Correct positioning of the patient in a "ramped" position with the patients head clearly
elevated above their shoulders improves laryngeal exposure in obese patients. Collins et al.
showed that "ramping" the patient until there was horizontal alignment between the external
auditory meatus and sternal notch improved the laryngeal view when compared to the standard
"sniff" position. Other benefits of the "ramped" position include better pre-oxygenation and
bag mask ventilation in the 25 degree head up position than in the supine position in the
severely obese patient. Studies in term parturients have shown an increase in the functional
residual capacity (FRC) and slower desaturation rates in the head up position compared to the
supine position. Some parturients require general anesthesia and endotracheal intubation for
caesarean delivery. This may be due to the urgency of the situation, failure of neuraxial
anesthesia or due to prolonged, difficult surgery. Having the woman adequately positioned for
possible induction of general anesthesia, even though she is having a neuraxial technique,
would be ideal and perhaps safer.
The ramped position can be achieved a number of ways including folded blankets stacked under
the patient's body, neck and head. Most operating tables can be manipulated using the
electronic or manual controls into a back/trunk up position. Commercial devices have been
designed including the TROOP® elevation pillow, designed by an American bariatric
anesthesiologist Dr Craig Troop. It is a plastic covered foam pillow with an elevation angle
of 20 degrees which can simply be placed on the operating table. For the purposes of
standardization we will be using the TROOP pillow as a means of achieving head elevation.

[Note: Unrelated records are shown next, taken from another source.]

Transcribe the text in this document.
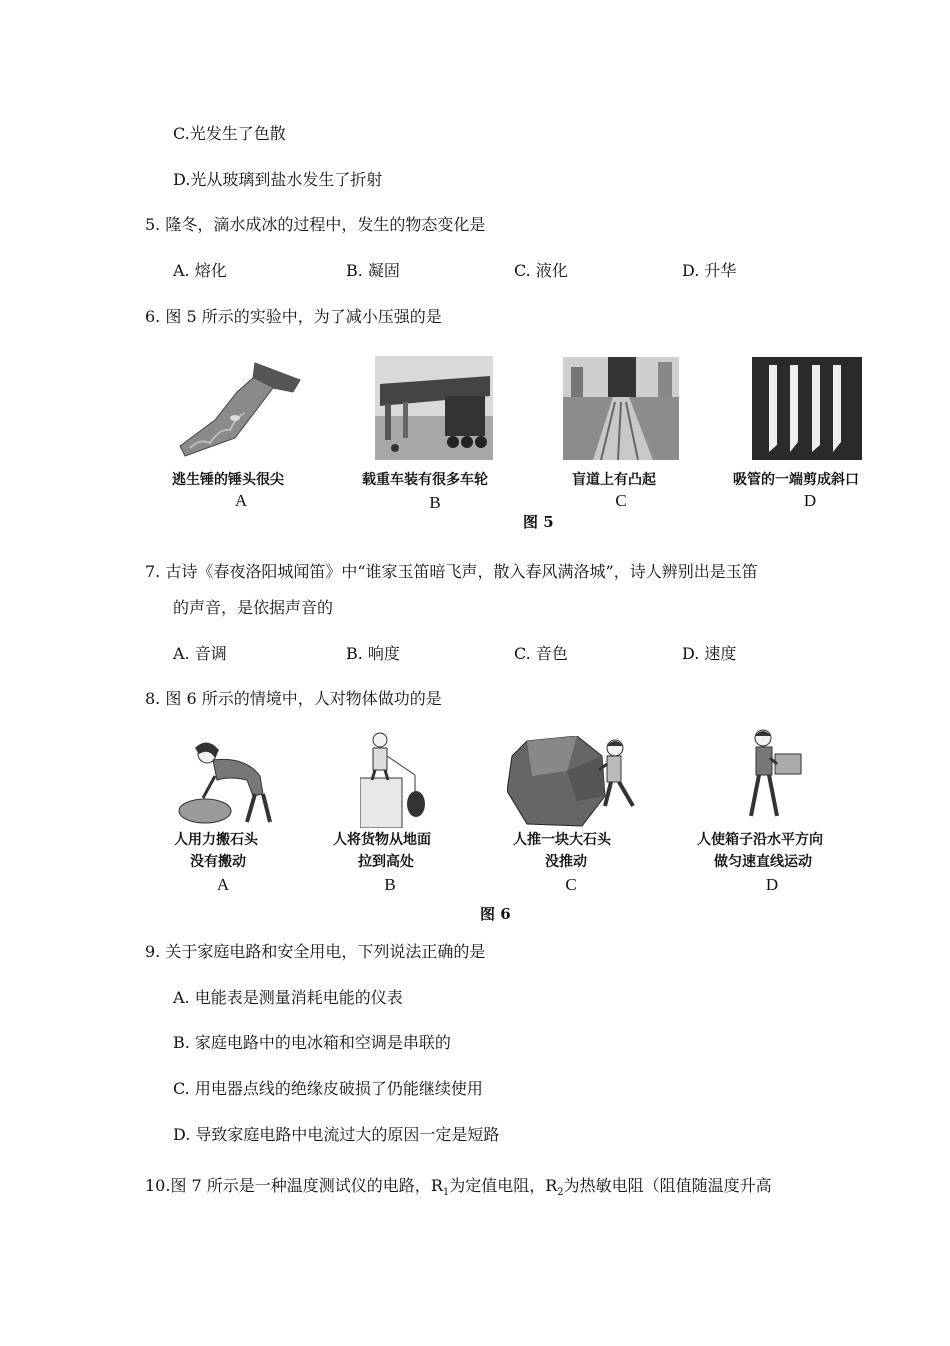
C.光发生了色散
D.光从玻璃到盐水发生了折射
5. 隆冬，滴水成冰的过程中，发生的物态变化是
A. 熔化	B. 凝固	C. 液化	D. 升华
6. 图 5 所示的实验中，为了减小压强的是
逃生锤的锤头很尖	载重车装有很多车轮	盲道上有凸起	吸管的一端剪成斜口
A	B	C	D
图 5
7. 古诗《春夜洛阳城闻笛》中“谁家玉笛暗飞声，散入春风满洛城”，诗人辨别出是玉笛
的声音，是依据声音的
A. 音调	B. 响度	C. 音色	D. 速度
8. 图 6 所示的情境中，人对物体做功的是
人用力搬石头
没有搬动
人将货物从地面
拉到高处
人推一块大石头
没推动
人使箱子沿水平方向
做匀速直线运动
A	B	C	D
图 6
9. 关于家庭电路和安全用电，下列说法正确的是
A. 电能表是测量消耗电能的仪表
B. 家庭电路中的电冰箱和空调是串联的
C. 用电器点线的绝缘皮破损了仍能继续使用
D. 导致家庭电路中电流过大的原因一定是短路
10.图 7 所示是一种温度测试仪的电路，$R_1$为定值电阻，$R_2$为热敏电阻（阻值随温度升高
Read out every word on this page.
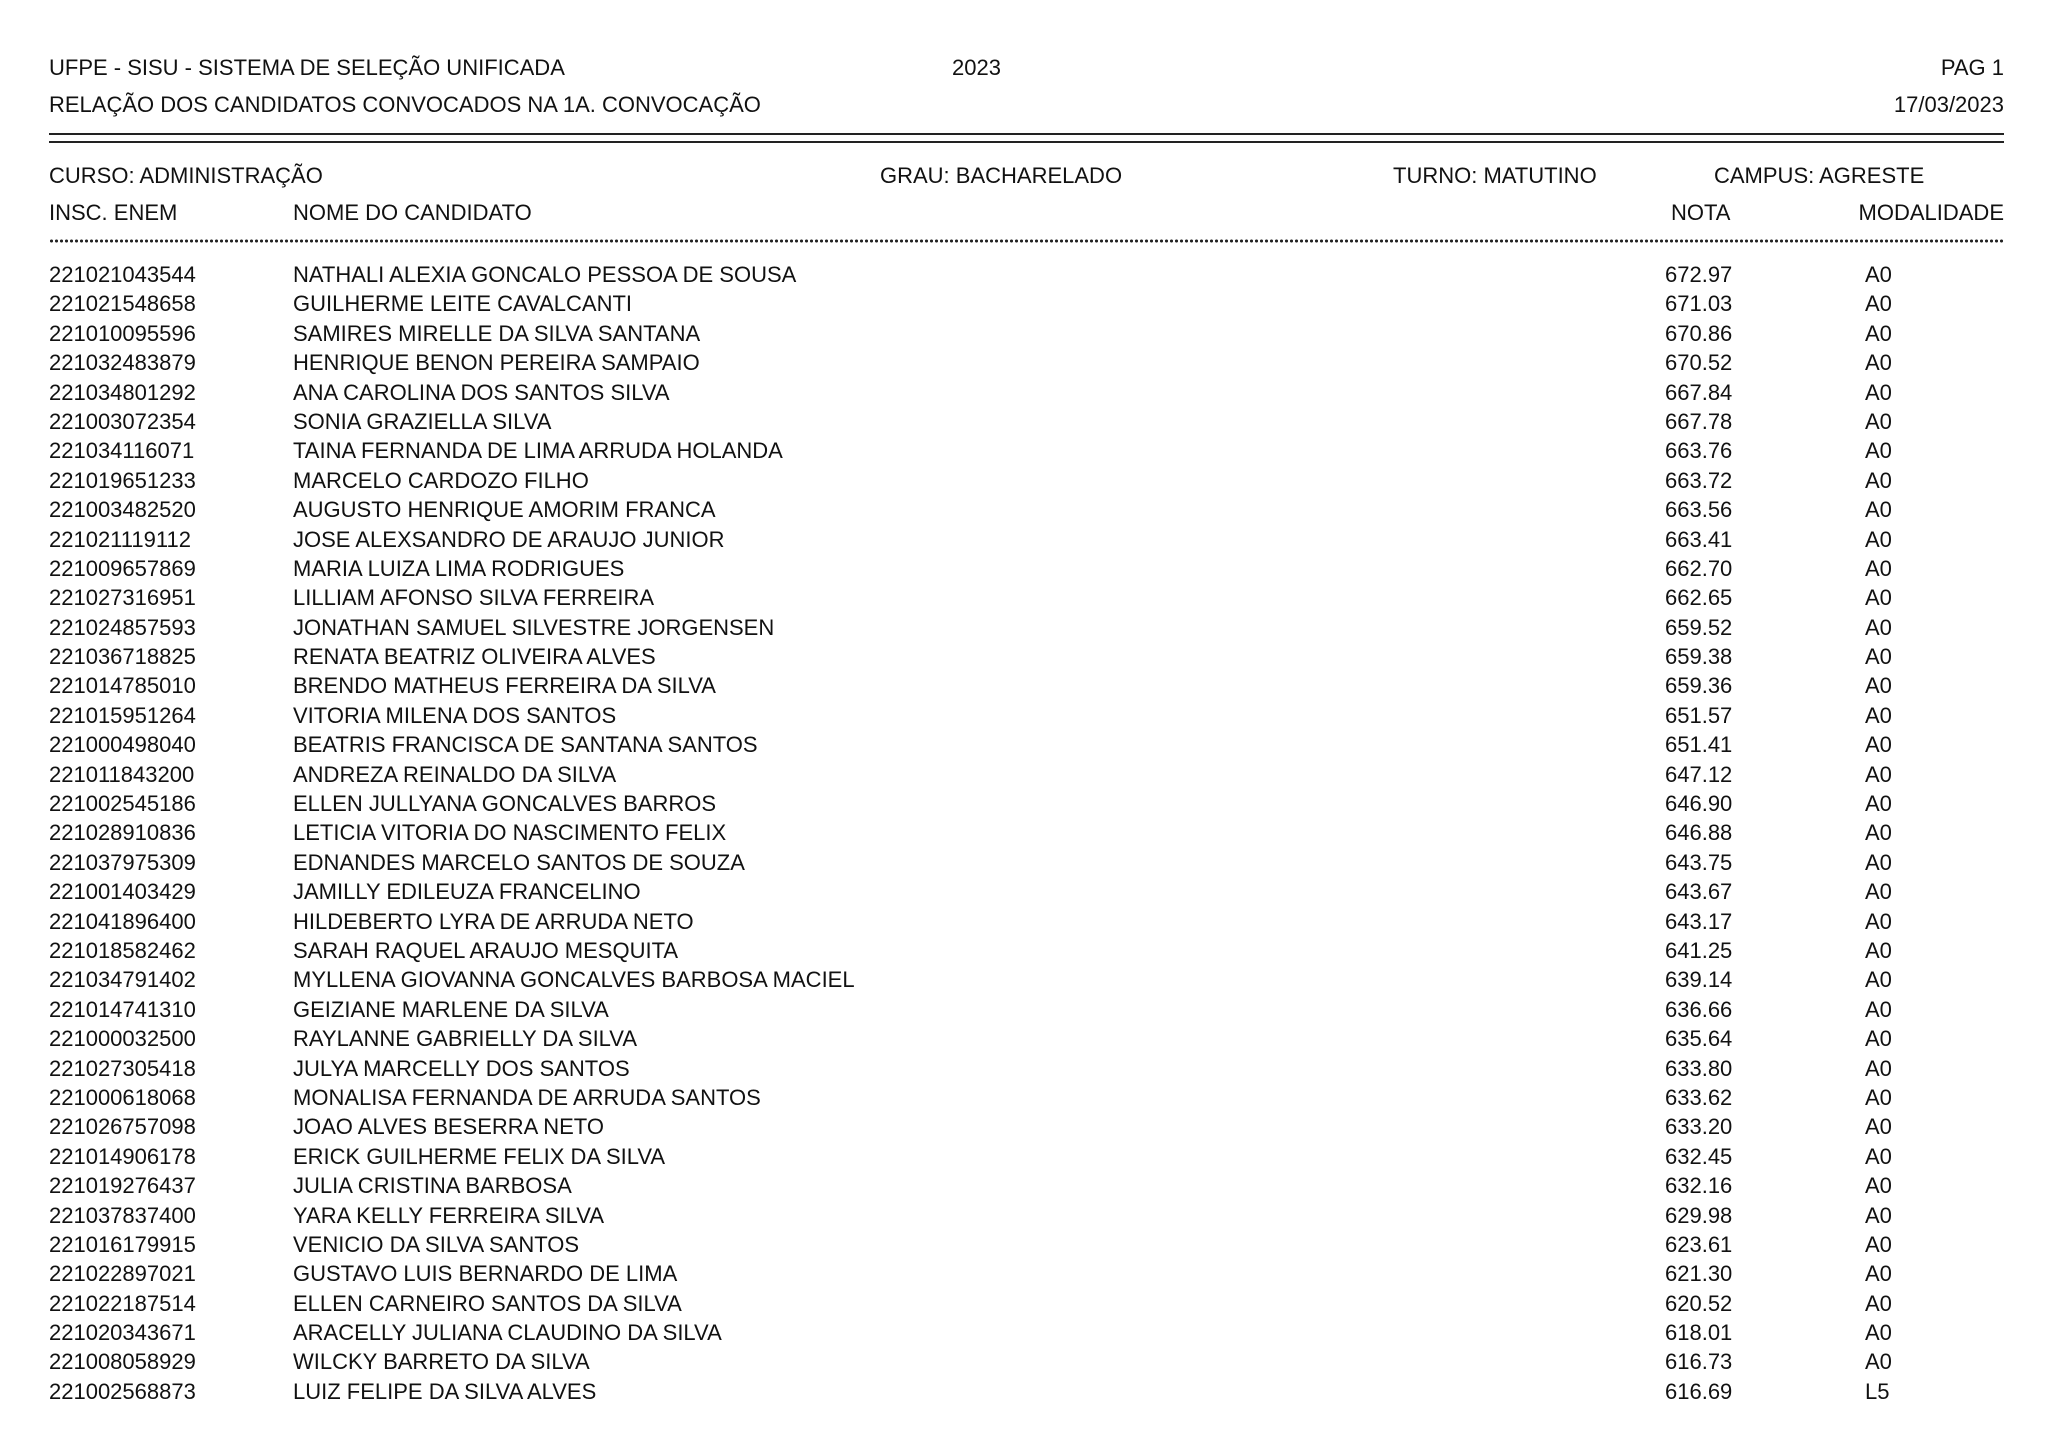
UFPE - SISU - SISTEMA DE SELEÇÃO UNIFICADA	2023	PAG 1
RELAÇÃO DOS CANDIDATOS CONVOCADOS NA 1A. CONVOCAÇÃO	17/03/2023
CURSO: ADMINISTRAÇÃO	GRAU: BACHARELADO	TURNO: MATUTINO	CAMPUS: AGRESTE
INSC. ENEM	NOME DO CANDIDATO	NOTA	MODALIDADE
221021043544	NATHALI ALEXIA GONCALO PESSOA DE SOUSA	672.97	A0
221021548658	GUILHERME LEITE CAVALCANTI	671.03	A0
221010095596	SAMIRES MIRELLE DA SILVA SANTANA	670.86	A0
221032483879	HENRIQUE BENON PEREIRA SAMPAIO	670.52	A0
221034801292	ANA CAROLINA DOS SANTOS SILVA	667.84	A0
221003072354	SONIA GRAZIELLA SILVA	667.78	A0
221034116071	TAINA FERNANDA DE LIMA ARRUDA HOLANDA	663.76	A0
221019651233	MARCELO CARDOZO FILHO	663.72	A0
221003482520	AUGUSTO HENRIQUE AMORIM FRANCA	663.56	A0
221021119112	JOSE ALEXSANDRO DE ARAUJO JUNIOR	663.41	A0
221009657869	MARIA LUIZA LIMA RODRIGUES	662.70	A0
221027316951	LILLIAM AFONSO SILVA FERREIRA	662.65	A0
221024857593	JONATHAN SAMUEL SILVESTRE JORGENSEN	659.52	A0
221036718825	RENATA BEATRIZ OLIVEIRA ALVES	659.38	A0
221014785010	BRENDO MATHEUS FERREIRA DA SILVA	659.36	A0
221015951264	VITORIA MILENA DOS SANTOS	651.57	A0
221000498040	BEATRIS FRANCISCA DE SANTANA SANTOS	651.41	A0
221011843200	ANDREZA REINALDO DA SILVA	647.12	A0
221002545186	ELLEN JULLYANA GONCALVES BARROS	646.90	A0
221028910836	LETICIA VITORIA DO NASCIMENTO FELIX	646.88	A0
221037975309	EDNANDES MARCELO SANTOS DE SOUZA	643.75	A0
221001403429	JAMILLY EDILEUZA FRANCELINO	643.67	A0
221041896400	HILDEBERTO LYRA DE ARRUDA NETO	643.17	A0
221018582462	SARAH RAQUEL ARAUJO MESQUITA	641.25	A0
221034791402	MYLLENA GIOVANNA GONCALVES BARBOSA MACIEL	639.14	A0
221014741310	GEIZIANE MARLENE DA SILVA	636.66	A0
221000032500	RAYLANNE GABRIELLY DA SILVA	635.64	A0
221027305418	JULYA MARCELLY DOS SANTOS	633.80	A0
221000618068	MONALISA FERNANDA DE ARRUDA SANTOS	633.62	A0
221026757098	JOAO ALVES BESERRA NETO	633.20	A0
221014906178	ERICK GUILHERME FELIX DA SILVA	632.45	A0
221019276437	JULIA CRISTINA BARBOSA	632.16	A0
221037837400	YARA KELLY FERREIRA SILVA	629.98	A0
221016179915	VENICIO DA SILVA SANTOS	623.61	A0
221022897021	GUSTAVO LUIS BERNARDO DE LIMA	621.30	A0
221022187514	ELLEN CARNEIRO SANTOS DA SILVA	620.52	A0
221020343671	ARACELLY JULIANA CLAUDINO DA SILVA	618.01	A0
221008058929	WILCKY BARRETO DA SILVA	616.73	A0
221002568873	LUIZ FELIPE DA SILVA ALVES	616.69	L5
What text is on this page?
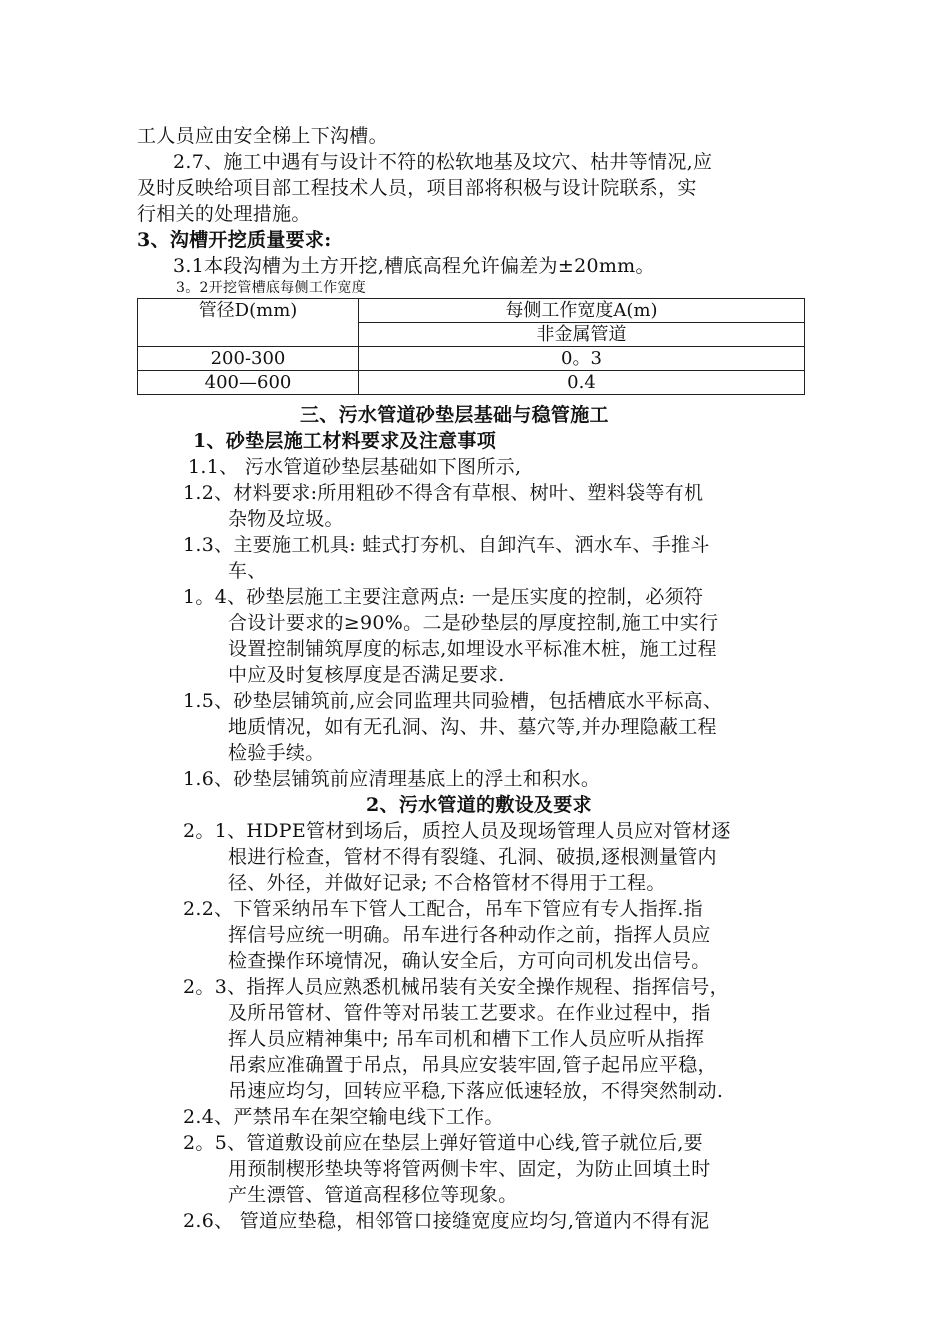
工人员应由安全梯上下沟槽。
2.7、施工中遇有与设计不符的松软地基及坟穴、枯井等情况,应
及时反映给项目部工程技术人员，项目部将积极与设计院联系，实
行相关的处理措施。
3、沟槽开挖质量要求:
3.1本段沟槽为土方开挖,槽底高程允许偏差为±20mm。
3。2开挖管槽底每侧工作宽度
管径D(mm)	每侧工作宽度A(m)
	非金属管道
200-300	0。3
400—600	0.4
三、污水管道砂垫层基础与稳管施工
1、砂垫层施工材料要求及注意事项
1.1、 污水管道砂垫层基础如下图所示,
1.2、材料要求:所用粗砂不得含有草根、树叶、塑料袋等有机
杂物及垃圾。
1.3、主要施工机具: 蛙式打夯机、自卸汽车、洒水车、手推斗
车、
1。4、砂垫层施工主要注意两点: 一是压实度的控制，必须符
合设计要求的≥90%。二是砂垫层的厚度控制,施工中实行
设置控制铺筑厚度的标志,如埋设水平标准木桩，施工过程
中应及时复核厚度是否满足要求.
1.5、砂垫层铺筑前,应会同监理共同验槽，包括槽底水平标高、
地质情况，如有无孔洞、沟、井、墓穴等,并办理隐蔽工程
检验手续。
1.6、砂垫层铺筑前应清理基底上的浮土和积水。
2、污水管道的敷设及要求
2。1、HDPE管材到场后，质控人员及现场管理人员应对管材逐
根进行检查，管材不得有裂缝、孔洞、破损,逐根测量管内
径、外径，并做好记录; 不合格管材不得用于工程。
2.2、下管采纳吊车下管人工配合，吊车下管应有专人指挥.指
挥信号应统一明确。吊车进行各种动作之前，指挥人员应
检查操作环境情况，确认安全后，方可向司机发出信号。
2。3、指挥人员应熟悉机械吊装有关安全操作规程、指挥信号，
及所吊管材、管件等对吊装工艺要求。在作业过程中，指
挥人员应精神集中; 吊车司机和槽下工作人员应听从指挥
吊索应准确置于吊点，吊具应安装牢固,管子起吊应平稳，
吊速应均匀，回转应平稳,下落应低速轻放，不得突然制动.
2.4、严禁吊车在架空输电线下工作。
2。5、管道敷设前应在垫层上弹好管道中心线,管子就位后,要
用预制楔形垫块等将管两侧卡牢、固定，为防止回填土时
产生漂管、管道高程移位等现象。
2.6、 管道应垫稳，相邻管口接缝宽度应均匀,管道内不得有泥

Taking these factors into consideration it would seem sensible to head elevate the parturient
when positioned on the operating table. However, as the majority of obstetric surgeries are
done under neuraxial anesthesia with only 1% undergoing general anesthesia in the elective
situation and 3% in the emergency situation, the concern is that the position may result in a
slower rise of the anesthetic block thereby delaying the start of surgery. The factors
affecting the level of the anesthetic block are variable; gravity may play a part and the
action of raising the head of parturient might logically result in a slower rise of
anesthetic block resulting in an inadequate level for surgery, particularly with the commonly
used hyperbaric local anesthetic. However, there is a large variability in patients and
factors including dural sac compression from epidural venous plexus engorgement secondary to
a degree of venal caval compression in the supine wedged position which may push the local
anesthetic in a cephalad direction, and this may play a more significant role than simple
gravity.
The effect of the ramped positioning on the level of spinal anesthesia has not been studied.
Much of the work has been to look at the effects of lateral versus sitting posture for
insertion of the spinal anesthetic on rise of block and hemodynamic stability. These studies
showed a slower onset of anesthesia in the sitting group versus lateral with conflicting
results in reduction in hypotension. The slower rise may be beneficial in preventing
hemodynamic instability. Mardirosoff et al., when looking at the effects of sensory block
extension during CSE in non obstetric patients, showed no significant change in block level
when patients were sitting for 5 minutes following subarachnoid anesthesia; the mean level of
block in all groups was to T4.
As there is no strong evidence either to support or oppose the rise of block against gravity,
we will be doing a CSE anesthetic so that should the spinal block not rise to a sufficient
level in any of the groups we will be able to supplement the block with local anesthetic
injected into the epidural space to help raise the block by epidural volume expansion and/or
by local anesthesia of the spinal nerves in the epidural space.